Held since 1950, the FIDE-organized Candidates Chess Tournament is an event that determines the challenger for World Chess Championship. The winner of the Candidates’ tournament plays against the reigning World Champion. India’s Vishy Anand had won the 2014 Candidates tournament but failed in his challenge against world champion Magnus Carlsen of Norway. Historically, Candidates tournament began as a triennial event, but after the split of World Championship in early nineties, it has adopted a variable time format. This year, the grueling double round-robin tournament will have 14 rounds and the first-round action begins in Moscow’s iconic Central Telegraph building from March 11. The fourteenth and last round matches have been scheduled for March 28. Chess world’s top 8 grandmasters will vie with one another for an opportunity to challenge current World Champion Magnus Carlsen in USA sometime in October 2016. The eight players, who met the FIDE qualifying criteria are; Russians Sergey Karjakin and Peter Svidler, Americans Hikaru Nakamura and Fabiano Caruana, India’s Vishy Anand, Bulgaria’s Veselin Topalov, Netherlands’ Anish Giri and Armenia’s Levon Aronian. Karjakin and Svidler came through by taking the top two places in 2015 FIDE World Cup at Baku; Nakamura and Caruana qualified as top two finishers in FIDE grand prix 2014-15; Anand qualified as a loser in Sochi’s 2014 world chess championship match; Topalov and Giri were the top two players with the highest average rating in 2015 after playing in the World Cup or Grand Prix. The eighth spot was an organizers’ wild card, earned by Levon Aronian, whose FIDE rating exceeded 2725.

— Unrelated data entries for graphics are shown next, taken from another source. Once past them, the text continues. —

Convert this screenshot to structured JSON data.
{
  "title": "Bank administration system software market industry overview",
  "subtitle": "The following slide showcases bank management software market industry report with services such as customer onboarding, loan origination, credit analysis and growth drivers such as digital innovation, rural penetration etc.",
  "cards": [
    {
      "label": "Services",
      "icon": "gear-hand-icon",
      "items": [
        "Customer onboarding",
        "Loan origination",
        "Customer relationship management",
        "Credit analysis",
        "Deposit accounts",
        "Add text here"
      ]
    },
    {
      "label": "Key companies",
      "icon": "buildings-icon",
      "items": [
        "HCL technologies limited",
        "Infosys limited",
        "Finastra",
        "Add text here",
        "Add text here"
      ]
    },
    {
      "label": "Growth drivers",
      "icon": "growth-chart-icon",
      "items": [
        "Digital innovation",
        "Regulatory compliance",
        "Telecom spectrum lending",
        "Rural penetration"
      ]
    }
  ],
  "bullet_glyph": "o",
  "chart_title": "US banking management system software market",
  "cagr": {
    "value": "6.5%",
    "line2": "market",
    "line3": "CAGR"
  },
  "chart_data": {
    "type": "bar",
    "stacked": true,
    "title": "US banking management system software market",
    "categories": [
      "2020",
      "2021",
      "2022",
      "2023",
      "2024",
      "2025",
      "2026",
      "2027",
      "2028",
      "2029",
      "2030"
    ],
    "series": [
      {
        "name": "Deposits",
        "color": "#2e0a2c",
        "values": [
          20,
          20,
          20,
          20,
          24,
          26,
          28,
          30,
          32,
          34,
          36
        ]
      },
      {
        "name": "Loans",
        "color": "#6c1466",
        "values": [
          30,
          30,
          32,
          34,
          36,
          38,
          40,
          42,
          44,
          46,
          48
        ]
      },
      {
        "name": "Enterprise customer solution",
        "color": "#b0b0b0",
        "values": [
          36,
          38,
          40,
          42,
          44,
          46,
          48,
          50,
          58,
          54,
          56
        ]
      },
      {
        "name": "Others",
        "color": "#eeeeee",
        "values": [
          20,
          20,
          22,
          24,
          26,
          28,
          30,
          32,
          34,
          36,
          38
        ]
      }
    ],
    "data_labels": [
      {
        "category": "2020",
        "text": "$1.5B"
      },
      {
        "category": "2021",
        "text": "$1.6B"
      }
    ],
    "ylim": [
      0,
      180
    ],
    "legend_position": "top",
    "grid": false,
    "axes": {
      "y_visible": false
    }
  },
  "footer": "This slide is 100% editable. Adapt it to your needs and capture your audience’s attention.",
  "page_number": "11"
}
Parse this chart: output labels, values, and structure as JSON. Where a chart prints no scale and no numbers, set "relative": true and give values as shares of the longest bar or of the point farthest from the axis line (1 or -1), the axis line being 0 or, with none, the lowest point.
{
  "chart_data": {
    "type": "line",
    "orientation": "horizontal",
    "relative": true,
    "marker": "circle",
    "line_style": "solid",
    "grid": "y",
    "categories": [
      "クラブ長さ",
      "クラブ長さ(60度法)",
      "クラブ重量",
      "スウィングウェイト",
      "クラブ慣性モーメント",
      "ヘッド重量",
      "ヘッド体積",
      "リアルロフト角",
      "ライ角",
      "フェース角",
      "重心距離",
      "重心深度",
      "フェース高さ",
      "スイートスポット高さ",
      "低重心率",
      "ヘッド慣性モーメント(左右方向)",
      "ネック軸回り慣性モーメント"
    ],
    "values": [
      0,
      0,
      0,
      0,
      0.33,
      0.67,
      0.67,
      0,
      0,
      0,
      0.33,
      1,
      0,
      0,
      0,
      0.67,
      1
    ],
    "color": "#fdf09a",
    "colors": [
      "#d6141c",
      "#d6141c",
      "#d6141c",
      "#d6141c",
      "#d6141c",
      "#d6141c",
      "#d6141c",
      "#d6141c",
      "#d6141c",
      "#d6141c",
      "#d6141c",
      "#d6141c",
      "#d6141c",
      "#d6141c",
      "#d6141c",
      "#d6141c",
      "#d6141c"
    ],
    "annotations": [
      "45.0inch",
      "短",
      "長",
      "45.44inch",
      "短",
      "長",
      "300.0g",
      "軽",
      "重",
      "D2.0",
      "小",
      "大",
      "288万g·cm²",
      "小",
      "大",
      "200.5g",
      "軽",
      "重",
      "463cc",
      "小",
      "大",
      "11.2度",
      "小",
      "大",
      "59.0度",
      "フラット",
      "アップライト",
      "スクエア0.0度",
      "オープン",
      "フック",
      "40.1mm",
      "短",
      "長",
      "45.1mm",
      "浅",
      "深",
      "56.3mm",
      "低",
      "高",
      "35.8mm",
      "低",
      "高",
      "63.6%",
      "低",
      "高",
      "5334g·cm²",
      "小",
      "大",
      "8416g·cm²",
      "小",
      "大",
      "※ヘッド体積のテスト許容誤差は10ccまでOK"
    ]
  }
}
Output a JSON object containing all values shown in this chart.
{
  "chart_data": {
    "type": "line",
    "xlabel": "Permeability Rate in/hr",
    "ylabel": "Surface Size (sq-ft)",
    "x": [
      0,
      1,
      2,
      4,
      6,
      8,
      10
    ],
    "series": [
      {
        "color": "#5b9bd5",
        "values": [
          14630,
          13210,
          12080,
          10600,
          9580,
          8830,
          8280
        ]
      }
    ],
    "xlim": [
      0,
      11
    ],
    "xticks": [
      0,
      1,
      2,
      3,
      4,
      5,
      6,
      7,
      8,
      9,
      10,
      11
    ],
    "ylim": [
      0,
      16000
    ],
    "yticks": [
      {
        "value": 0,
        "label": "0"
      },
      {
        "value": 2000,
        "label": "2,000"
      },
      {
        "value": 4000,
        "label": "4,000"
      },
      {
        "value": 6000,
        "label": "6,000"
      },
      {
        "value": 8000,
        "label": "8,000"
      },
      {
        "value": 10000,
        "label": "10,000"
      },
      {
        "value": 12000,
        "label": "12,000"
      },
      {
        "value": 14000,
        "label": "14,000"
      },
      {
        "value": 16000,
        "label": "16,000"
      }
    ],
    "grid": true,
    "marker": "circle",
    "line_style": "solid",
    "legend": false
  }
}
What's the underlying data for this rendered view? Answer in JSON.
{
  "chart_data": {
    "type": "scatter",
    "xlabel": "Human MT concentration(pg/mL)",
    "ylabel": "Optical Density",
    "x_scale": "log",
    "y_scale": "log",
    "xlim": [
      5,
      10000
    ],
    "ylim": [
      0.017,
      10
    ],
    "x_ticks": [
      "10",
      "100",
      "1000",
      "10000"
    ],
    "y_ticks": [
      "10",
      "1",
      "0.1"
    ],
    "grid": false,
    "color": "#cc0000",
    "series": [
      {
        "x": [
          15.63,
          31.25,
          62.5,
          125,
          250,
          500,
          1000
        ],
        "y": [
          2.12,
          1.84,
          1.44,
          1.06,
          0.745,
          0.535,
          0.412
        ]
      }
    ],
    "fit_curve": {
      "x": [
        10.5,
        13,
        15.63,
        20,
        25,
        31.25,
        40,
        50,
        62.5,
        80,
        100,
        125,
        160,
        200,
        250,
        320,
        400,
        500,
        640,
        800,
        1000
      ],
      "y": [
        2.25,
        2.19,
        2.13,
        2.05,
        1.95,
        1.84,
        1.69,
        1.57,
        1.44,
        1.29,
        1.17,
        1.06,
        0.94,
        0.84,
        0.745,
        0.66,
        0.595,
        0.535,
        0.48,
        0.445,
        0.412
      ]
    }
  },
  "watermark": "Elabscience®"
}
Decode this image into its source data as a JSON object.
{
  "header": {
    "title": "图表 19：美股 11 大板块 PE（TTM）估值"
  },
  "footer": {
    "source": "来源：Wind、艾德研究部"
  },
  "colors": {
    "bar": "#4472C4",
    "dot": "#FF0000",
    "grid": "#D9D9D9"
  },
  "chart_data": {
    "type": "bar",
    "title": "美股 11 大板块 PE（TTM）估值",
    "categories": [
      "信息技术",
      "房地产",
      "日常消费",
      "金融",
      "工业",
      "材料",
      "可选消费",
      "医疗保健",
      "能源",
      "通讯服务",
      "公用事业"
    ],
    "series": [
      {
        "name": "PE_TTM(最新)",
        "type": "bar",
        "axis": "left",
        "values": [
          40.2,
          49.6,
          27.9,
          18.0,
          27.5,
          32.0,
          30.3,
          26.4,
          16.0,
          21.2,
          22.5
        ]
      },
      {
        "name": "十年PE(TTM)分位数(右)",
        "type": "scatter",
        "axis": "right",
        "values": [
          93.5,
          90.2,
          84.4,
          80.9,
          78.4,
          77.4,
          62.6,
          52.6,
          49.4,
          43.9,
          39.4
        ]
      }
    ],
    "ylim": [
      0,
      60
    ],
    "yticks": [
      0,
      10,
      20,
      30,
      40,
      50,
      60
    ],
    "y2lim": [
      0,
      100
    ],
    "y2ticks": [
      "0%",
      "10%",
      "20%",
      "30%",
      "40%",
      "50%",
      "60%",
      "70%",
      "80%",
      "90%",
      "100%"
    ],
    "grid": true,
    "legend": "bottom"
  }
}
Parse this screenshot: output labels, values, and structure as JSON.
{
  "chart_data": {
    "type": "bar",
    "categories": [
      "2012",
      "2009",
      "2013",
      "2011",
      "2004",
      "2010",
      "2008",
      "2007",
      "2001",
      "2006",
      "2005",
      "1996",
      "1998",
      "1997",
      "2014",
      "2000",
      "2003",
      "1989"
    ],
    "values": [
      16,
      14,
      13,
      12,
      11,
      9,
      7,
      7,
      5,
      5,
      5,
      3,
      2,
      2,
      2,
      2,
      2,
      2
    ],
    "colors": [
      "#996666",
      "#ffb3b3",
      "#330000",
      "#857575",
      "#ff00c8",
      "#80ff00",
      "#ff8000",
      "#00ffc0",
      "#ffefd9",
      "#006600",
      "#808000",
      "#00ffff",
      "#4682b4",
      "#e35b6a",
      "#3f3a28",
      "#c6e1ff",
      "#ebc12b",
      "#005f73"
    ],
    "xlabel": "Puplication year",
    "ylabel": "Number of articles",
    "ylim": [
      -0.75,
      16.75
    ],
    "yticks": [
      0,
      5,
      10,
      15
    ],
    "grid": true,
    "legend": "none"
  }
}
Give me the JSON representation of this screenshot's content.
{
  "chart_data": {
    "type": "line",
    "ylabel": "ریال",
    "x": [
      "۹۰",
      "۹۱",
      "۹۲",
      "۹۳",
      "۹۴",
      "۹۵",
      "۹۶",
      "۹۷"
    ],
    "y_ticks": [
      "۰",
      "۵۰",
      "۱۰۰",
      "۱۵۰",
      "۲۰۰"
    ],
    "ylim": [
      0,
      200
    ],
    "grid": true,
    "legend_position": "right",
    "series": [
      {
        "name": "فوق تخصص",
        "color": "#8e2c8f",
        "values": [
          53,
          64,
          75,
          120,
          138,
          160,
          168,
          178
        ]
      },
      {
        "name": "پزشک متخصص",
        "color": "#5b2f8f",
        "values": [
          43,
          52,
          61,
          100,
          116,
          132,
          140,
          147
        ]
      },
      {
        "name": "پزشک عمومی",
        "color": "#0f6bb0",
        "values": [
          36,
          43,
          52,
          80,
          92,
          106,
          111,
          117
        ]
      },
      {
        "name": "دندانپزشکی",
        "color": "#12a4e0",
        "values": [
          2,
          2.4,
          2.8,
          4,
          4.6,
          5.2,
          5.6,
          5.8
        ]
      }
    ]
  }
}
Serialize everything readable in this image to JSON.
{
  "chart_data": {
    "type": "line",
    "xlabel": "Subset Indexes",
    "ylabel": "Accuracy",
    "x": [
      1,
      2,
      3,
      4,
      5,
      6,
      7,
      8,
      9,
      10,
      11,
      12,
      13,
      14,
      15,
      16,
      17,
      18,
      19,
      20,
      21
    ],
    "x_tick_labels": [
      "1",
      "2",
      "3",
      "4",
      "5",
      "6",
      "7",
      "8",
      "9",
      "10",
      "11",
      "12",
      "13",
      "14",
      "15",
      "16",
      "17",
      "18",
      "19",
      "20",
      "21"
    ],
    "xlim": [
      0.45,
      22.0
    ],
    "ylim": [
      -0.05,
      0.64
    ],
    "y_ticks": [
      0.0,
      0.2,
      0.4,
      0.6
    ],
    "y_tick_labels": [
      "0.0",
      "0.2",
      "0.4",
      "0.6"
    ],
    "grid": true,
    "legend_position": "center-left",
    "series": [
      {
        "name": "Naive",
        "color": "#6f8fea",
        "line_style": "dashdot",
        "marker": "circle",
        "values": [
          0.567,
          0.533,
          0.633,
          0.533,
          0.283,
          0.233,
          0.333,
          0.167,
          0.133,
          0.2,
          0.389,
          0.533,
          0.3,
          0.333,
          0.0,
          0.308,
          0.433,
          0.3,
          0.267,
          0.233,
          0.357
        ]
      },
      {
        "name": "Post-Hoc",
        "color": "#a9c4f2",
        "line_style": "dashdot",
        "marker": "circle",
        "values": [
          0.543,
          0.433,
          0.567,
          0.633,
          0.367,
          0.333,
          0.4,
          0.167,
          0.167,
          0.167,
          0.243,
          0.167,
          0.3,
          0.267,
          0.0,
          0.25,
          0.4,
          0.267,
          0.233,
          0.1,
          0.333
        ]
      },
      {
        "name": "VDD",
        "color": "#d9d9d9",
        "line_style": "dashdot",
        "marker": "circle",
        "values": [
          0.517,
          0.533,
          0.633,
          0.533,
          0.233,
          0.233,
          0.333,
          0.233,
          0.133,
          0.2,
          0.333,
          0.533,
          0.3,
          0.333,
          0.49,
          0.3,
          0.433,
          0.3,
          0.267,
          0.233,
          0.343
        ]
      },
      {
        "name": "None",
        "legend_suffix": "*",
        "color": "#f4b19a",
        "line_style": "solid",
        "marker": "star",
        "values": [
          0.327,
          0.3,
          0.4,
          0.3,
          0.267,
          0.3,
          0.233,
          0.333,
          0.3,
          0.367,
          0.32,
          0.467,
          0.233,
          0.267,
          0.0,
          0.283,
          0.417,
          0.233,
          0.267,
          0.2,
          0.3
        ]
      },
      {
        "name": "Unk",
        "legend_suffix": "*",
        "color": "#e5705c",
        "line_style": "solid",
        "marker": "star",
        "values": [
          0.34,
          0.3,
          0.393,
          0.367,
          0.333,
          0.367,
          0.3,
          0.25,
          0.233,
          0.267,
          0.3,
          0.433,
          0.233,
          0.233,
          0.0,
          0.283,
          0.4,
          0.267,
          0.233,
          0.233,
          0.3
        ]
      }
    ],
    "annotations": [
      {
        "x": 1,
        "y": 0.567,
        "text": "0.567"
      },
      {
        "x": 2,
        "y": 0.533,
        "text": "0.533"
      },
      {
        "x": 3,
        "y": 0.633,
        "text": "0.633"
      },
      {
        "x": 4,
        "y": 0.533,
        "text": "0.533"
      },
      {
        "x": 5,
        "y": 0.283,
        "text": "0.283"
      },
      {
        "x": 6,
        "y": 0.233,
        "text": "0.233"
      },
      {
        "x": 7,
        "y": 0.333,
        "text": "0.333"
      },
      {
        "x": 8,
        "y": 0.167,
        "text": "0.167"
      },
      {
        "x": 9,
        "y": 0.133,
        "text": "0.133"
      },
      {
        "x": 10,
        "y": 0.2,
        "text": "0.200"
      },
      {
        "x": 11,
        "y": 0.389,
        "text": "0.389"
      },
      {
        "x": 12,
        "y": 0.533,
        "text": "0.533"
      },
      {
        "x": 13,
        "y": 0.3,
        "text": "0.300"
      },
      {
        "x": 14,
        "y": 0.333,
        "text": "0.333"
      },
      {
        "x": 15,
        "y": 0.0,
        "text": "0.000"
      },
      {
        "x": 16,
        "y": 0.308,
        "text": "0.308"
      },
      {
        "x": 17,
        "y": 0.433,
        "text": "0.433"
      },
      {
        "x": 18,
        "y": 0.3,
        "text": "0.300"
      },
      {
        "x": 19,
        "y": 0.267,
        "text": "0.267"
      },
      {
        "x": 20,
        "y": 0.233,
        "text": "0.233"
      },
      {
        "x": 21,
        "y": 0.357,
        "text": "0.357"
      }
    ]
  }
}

After Vaselin Topalov’s 2803 FIDE points, Vishy Anand is next with 2796 points but FIDE ratings are not enough to make winning predictions. However, Anand still has a unique game, though his performance with black pieces hasn’t been strong of late. Among the contestants at Moscow, Anand is third strongest with white pieces. The Indian’s chances will get better if he is able to win a couple of games with blacks. On this count, wild card entrant Aronian is strongest with white pieces among the eight players. Aronian registered an emphatic 3-point win over Magnus Carlsen in 2015 Sinquefield Cup in Saint Louis, where Anand was placed at no.9 in a field of 10 grandmasters. But even so late in his career, Anand has the chess brilliance to shock any of the highly FIDE rated players. In February 2015, Anand reached the final of Zurich Chess Challenge before losing to USA’s Hakaru Nakamura in Armageddon. Before the 2014 Candidates Chess, the Chief Editor of Chess-News.ru announced that in his opinion, Vishy Anand was the least likely to win the tournament. The editor added that if Anand won, he would publicly admit that his knowledge about chess or life was questionable. When Anand won, the editor swallowed his pride by admitting that he understood nothing about life or chess.